Panell fut clairement l'un des modèles préférés de Warhol dans cette série, réalisant 60 peintures à partir des 7 premiers Polaroïds qu'il avait pris d'elle. Bien que l'on sache peu de choses à son sujet, Warhol a capturé son caractère « doux et gentil » à travers sa palette de couleurs plus sourdes. Un éclair de jaune apparaît au-dessus de l'œil de Panell, faisant de son regard le point focal plein de vie du portrait. Bien que Panell apparaisse ici sans perruque, la touche de rouge rosé que Warhol a appliquée sur ses lèvres révèle clairement sa non-conformité de genre.
On sait très peu de choses sur Iris, et elle ne signait pas ses Polaroïds, mais Warhol l'a capturée dans un style digne d'une vraie superstar ici. Sa perruque bouclée, digne d'une starlette hollywoodienne, est encadrée par l'application expressive du rose par Warhol, lui donnant une allure très Marilyn Monroe – l'une des icônes américaines préférées de Warhol. Les violets peints autour de ses yeux clos font peut-être écho au maquillage réalisé par Gigi Williams lors de la séance photo originale, et imitent le maquillage sophistiqué du drag.
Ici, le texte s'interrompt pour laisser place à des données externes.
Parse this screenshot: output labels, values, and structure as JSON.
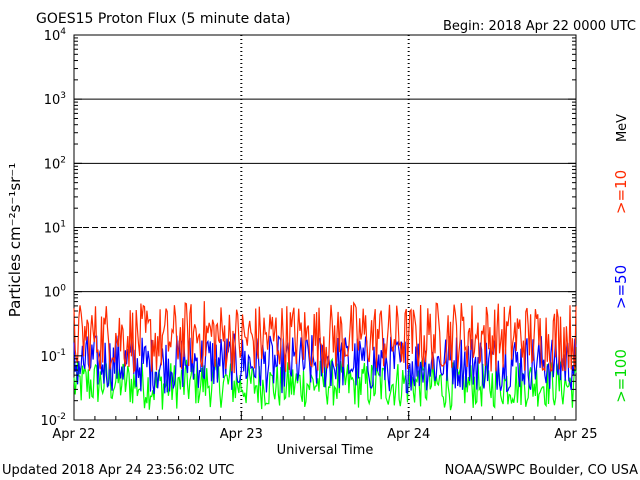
{
  "header": {
    "title": "GOES15 Proton Flux (5 minute data)",
    "begin": "Begin: 2018 Apr 22 0000 UTC"
  },
  "footer": {
    "updated": "Updated 2018 Apr 24 23:56:02 UTC",
    "credit": "NOAA/SWPC Boulder, CO USA"
  },
  "colors": {
    "ge10": "#ff2a00",
    "ge50": "#0000ff",
    "ge100": "#00ff00",
    "axis": "#000000"
  },
  "chart_data": {
    "type": "line",
    "title": "GOES15 Proton Flux (5 minute data)",
    "xlabel": "Universal Time",
    "ylabel": "Particles cm⁻²s⁻¹sr⁻¹",
    "y_scale": "log",
    "ylim": [
      0.01,
      10000
    ],
    "x_ticks": [
      "Apr 22",
      "Apr 23",
      "Apr 24",
      "Apr 25"
    ],
    "y_ticks": [
      {
        "base": "10",
        "exp": "-2"
      },
      {
        "base": "10",
        "exp": "-1"
      },
      {
        "base": "10",
        "exp": "0"
      },
      {
        "base": "10",
        "exp": "1"
      },
      {
        "base": "10",
        "exp": "2"
      },
      {
        "base": "10",
        "exp": "3"
      },
      {
        "base": "10",
        "exp": "4"
      }
    ],
    "threshold_lines": [
      1,
      10,
      100,
      1000
    ],
    "right_labels": {
      "unit": "MeV",
      "series": [
        ">=10",
        ">=50",
        ">=100"
      ]
    },
    "series": [
      {
        "name": ">=10",
        "color": "#ff2a00",
        "x": [
          "Apr 22 00:00",
          "Apr 22 06:00",
          "Apr 22 12:00",
          "Apr 22 18:00",
          "Apr 23 00:00",
          "Apr 23 06:00",
          "Apr 23 12:00",
          "Apr 23 18:00",
          "Apr 24 00:00",
          "Apr 24 06:00",
          "Apr 24 12:00",
          "Apr 24 18:00",
          "Apr 25 00:00"
        ],
        "values": [
          0.19,
          0.21,
          0.17,
          0.22,
          0.18,
          0.2,
          0.19,
          0.21,
          0.18,
          0.22,
          0.2,
          0.19,
          0.2
        ]
      },
      {
        "name": ">=50",
        "color": "#0000ff",
        "x": [
          "Apr 22 00:00",
          "Apr 22 06:00",
          "Apr 22 12:00",
          "Apr 22 18:00",
          "Apr 23 00:00",
          "Apr 23 06:00",
          "Apr 23 12:00",
          "Apr 23 18:00",
          "Apr 24 00:00",
          "Apr 24 06:00",
          "Apr 24 12:00",
          "Apr 24 18:00",
          "Apr 25 00:00"
        ],
        "values": [
          0.075,
          0.08,
          0.07,
          0.085,
          0.078,
          0.072,
          0.08,
          0.076,
          0.074,
          0.082,
          0.078,
          0.08,
          0.075
        ]
      },
      {
        "name": ">=100",
        "color": "#00ff00",
        "x": [
          "Apr 22 00:00",
          "Apr 22 06:00",
          "Apr 22 12:00",
          "Apr 22 18:00",
          "Apr 23 00:00",
          "Apr 23 06:00",
          "Apr 23 12:00",
          "Apr 23 18:00",
          "Apr 24 00:00",
          "Apr 24 06:00",
          "Apr 24 12:00",
          "Apr 24 18:00",
          "Apr 25 00:00"
        ],
        "values": [
          0.035,
          0.04,
          0.033,
          0.038,
          0.036,
          0.034,
          0.039,
          0.035,
          0.037,
          0.034,
          0.036,
          0.038,
          0.035
        ]
      }
    ]
  }
}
Ross fut le sujet le plus peint par Warhol de la série, apparaissant dans 73 des tableaux. Star de la troupe de théâtre drag de Jimmy Camicia, Ross était l'un des sujets les plus célèbres et reconnaissables de la série. Dans cette œuvre particulière, Ross fixe intensément le spectateur sous son chapeau tape-à-l'œil, révélant ainsi son passé théâtral.
Bien que Broadway ait signé l'un de ses Polaroïds, on sait peu de choses sur elle. Néanmoins, son nom et le recouvrement artistique de blocs de couleur par Warhol nous donnent un aperçu de sa personnalité de show-business alors qu'elle jette un regard coquet par-dessus son épaule. L'application vive du jaune éclatant sur son chemisier vert sarcelle dans l'estampe fait allusion aux costumes flamboyants du drag et à l'acte exaltant de réinvention de soi.
Warhol a presque doublé le nombre de toiles commandées par Anselmino, ce qui témoigne d'un attachement évident à ces maîtres de l'auto-invention et de la non-conformité. Si l'on compare avec sa série de 1985, Reigning Queens, qui représentait les quatre reines régentes de l'époque, on constate clairement que les femmes trans de Ladies and Gentlemen étaient un sujet qui l'inspirait bien davantage. Cette estampe d'Élisabeth Ire transforme la monarque régnante d'Angleterre en une superstar warholienne : son portrait emblématique est superposé de blocs de couleur et ses lèvres sont joliment rehaussées d'un rouge inhabituel.
Cependant, l'application de la couleur par Warhol dans cette série est beaucoup plus sobre que dans Ladies and Gentlemen. Peut-être est-ce par respect pour le statut royal de ses sujets, ou peut-être est-ce parce que Warhol trouvait les femmes de Ladies and Gentlemen bien plus inspirantes. Ces femmes avaient tant sacrifié pour définir leur propre identité et vivre en étant elles-mêmes, quelque chose que Warhol lui-même enviait peut-être, étant donné qu'il avait gardé sa propre sexualité secrète. Même s'il existait sans aucun doute un déséquilibre de pouvoir et d'argent dans sa création, Ladies and Gentlemen est l'une des séries les plus révélatrices et poignantes de Warhol, reflétant sa fascination pour l'artifice queer et l'ingéniosité qui y est associée.